I disagree with the market’s reaction to today’s gig worker classification rule proposed by the Labor Department.

Here is why.

First of all, this is not a surprise. Today’s proposed rule is actually the Biden administration’s second attempt to set gig worker rules — a highly politicized topic.  The first attempt started on Feb 5, 2021 (the first month of the Biden administration), when the DOL published a proposal to delay a gig worker rule made under the Trump administration.  The Trump-era standard was later withdrawn by the Biden administration, got into a legal fight, got reinstated, and got into another legal fight.  The second attempt was initiated in Jun 2022, when the DOL under the Biden administration announced that it was developing a proposed rule.  In Sep 2022, Reuters wrote multiple stories about this upcoming rule. 

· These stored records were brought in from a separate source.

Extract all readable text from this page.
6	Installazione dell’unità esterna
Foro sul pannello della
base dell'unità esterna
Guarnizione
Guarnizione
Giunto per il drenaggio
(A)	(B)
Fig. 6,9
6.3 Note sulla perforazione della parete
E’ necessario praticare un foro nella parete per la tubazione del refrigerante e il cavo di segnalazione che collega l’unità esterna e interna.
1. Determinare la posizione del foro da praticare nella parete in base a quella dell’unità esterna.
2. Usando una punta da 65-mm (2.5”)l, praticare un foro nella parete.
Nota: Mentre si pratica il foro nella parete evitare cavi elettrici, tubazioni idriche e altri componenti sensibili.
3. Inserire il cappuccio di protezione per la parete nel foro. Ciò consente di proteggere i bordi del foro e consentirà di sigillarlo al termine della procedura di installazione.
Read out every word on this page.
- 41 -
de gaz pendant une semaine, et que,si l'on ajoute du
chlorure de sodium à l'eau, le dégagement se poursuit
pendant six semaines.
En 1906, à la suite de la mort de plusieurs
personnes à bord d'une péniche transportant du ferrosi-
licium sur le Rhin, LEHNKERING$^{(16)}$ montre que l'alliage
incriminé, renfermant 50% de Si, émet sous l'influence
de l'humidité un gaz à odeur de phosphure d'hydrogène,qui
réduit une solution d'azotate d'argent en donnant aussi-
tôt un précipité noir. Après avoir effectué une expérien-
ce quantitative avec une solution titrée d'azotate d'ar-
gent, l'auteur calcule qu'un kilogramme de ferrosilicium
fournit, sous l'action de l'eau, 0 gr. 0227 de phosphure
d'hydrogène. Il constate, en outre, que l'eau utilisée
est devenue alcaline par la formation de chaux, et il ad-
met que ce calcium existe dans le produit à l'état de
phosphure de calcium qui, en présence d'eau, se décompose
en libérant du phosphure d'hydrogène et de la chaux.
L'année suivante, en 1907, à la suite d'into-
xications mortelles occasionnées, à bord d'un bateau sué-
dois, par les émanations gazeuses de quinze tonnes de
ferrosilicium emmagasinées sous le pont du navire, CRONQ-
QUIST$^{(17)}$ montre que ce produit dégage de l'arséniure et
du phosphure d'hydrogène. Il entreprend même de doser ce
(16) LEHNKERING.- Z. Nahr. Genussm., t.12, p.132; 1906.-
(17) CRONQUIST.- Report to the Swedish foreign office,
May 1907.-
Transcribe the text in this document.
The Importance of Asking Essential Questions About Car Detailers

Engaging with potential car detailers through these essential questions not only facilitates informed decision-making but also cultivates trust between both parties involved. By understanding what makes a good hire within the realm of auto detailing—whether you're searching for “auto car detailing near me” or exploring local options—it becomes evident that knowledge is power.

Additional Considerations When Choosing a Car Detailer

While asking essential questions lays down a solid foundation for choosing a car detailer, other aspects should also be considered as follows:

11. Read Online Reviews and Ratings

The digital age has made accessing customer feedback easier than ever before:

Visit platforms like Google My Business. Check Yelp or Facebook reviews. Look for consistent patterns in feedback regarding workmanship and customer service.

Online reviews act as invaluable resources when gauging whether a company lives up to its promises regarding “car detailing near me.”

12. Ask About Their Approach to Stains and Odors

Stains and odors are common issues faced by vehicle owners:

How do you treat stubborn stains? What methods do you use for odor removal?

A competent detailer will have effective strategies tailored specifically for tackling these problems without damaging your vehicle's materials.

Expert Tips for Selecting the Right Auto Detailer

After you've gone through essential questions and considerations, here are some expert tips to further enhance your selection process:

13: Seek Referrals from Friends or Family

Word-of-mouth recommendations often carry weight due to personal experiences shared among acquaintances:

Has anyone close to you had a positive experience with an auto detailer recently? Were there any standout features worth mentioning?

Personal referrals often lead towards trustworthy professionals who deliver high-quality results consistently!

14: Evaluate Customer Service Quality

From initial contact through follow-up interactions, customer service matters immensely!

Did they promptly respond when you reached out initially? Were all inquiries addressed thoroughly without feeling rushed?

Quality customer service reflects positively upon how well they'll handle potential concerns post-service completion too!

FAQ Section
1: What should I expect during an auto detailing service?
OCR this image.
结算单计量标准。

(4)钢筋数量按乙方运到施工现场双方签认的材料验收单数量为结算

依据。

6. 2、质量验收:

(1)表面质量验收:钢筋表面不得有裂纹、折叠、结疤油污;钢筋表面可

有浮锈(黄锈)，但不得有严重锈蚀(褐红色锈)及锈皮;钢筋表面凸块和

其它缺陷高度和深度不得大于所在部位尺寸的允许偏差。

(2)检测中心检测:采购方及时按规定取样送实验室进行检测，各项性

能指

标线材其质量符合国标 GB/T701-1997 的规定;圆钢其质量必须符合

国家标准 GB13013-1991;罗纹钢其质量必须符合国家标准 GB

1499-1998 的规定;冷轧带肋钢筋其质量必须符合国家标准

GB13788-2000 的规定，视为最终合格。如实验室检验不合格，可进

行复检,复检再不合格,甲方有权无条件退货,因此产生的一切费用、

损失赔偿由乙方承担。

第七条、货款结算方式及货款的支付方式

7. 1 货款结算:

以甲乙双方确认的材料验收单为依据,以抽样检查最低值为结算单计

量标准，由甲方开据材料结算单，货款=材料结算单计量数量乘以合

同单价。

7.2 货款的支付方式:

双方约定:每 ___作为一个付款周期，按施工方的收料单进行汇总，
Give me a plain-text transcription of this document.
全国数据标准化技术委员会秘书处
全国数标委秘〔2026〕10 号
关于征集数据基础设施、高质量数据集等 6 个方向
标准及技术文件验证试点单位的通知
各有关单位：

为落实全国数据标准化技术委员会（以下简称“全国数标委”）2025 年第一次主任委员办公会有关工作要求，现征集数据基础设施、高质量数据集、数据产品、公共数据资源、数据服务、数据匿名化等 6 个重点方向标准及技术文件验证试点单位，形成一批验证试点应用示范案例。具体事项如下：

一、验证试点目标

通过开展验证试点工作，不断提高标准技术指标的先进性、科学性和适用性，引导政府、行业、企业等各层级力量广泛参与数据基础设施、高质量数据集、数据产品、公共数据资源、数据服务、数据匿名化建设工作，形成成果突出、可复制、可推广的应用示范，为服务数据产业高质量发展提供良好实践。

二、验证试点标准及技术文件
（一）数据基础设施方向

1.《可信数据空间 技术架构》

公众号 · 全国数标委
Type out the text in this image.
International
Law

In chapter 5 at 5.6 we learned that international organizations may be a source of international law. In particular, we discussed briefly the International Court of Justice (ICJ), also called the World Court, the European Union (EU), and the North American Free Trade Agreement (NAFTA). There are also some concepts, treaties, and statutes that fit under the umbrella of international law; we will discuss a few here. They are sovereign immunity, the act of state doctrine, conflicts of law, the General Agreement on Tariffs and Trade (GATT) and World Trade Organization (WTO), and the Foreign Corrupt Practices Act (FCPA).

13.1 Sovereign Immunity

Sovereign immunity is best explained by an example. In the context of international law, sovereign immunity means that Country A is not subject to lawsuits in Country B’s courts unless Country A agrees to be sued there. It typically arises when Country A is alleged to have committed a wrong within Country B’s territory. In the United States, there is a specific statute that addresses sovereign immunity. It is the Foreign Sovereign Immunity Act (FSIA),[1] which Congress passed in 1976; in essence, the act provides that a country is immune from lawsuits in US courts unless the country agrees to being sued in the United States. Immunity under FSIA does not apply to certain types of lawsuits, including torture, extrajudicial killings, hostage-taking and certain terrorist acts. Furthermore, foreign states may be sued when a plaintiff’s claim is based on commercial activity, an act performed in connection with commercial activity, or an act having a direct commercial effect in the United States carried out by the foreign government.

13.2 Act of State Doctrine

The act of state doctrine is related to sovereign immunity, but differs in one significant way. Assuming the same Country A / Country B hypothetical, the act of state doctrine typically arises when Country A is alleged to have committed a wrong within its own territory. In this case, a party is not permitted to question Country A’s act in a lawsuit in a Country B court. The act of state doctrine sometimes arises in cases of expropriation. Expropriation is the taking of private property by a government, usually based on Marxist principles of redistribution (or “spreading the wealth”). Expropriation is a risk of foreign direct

Second, gig apps are not going to go away.  For people not driving, they need Uber/Lyft to get around; for people not cooking, they like the convenience of using DoorDash to order food.  This is particularly relevant for younger generations who increasingly do not cook for themselves, nor own a car if they live in big cities. 

Three, no “ABC test” is great news.  In today’s proposed rule, the DOL made it abundantly clear that it chooses not to adopt the ABC test (a test that is hugely unfriendly against gig apps, considering all workers by default as “employees”; read more about the ABC test here).  Gig apps, including Uber, Lyft and DoorDash, spent over $200M in 2020 on California’s Prop 22, just to stop the ABC test from taking effect on them. So, today’s news is good news for gig apps!

Four, this rule is not specifically targeting gig apps.  Across the entire 184-page proposed rule document, the words “DoorDash” or “food delivery” was not even mentioned once.  “Uber” was mentioned twice, as part of one single legal case name.  The document talked extensively about agriculture, construction, home care, etc.  Because the targeted industries are so many, it would be reasonable to expect a large number of legal challenges to be soon brought up by many industry groups against the DOL, which could lead to delay or even invalidation of this rule. 

Five, for DoorDash in particular, an average driver is on delivery only four hours a week.  It makes little sense to classify a person who only works four hours a week as an “employee” while allowing this “employee” to be “employed” simultaneously by DoorDash, Uber Eats, Grubhub… the list goes on (think multi-apping).  Such a picture makes no common sense. 

Lastly, if this rule is forced onto gig apps, companies can pass on the cost to consumers with ease.  The consensus is that “employee” status would cost gig apps 30% more than “independent contractor” status.  Per my proprietary modeling, to pass on this 30% additional labor cost, Uber needs to raise its ride fares by about 24% at the check out point; DoorDash only needs to raise the check-out price by 3% to 4%.  For DoorDash in particular, this level of price increase is almost negligible given today’s high inflation.  

That is why I do not agree with the market’s reaction to today’s proposed rule from the DOL.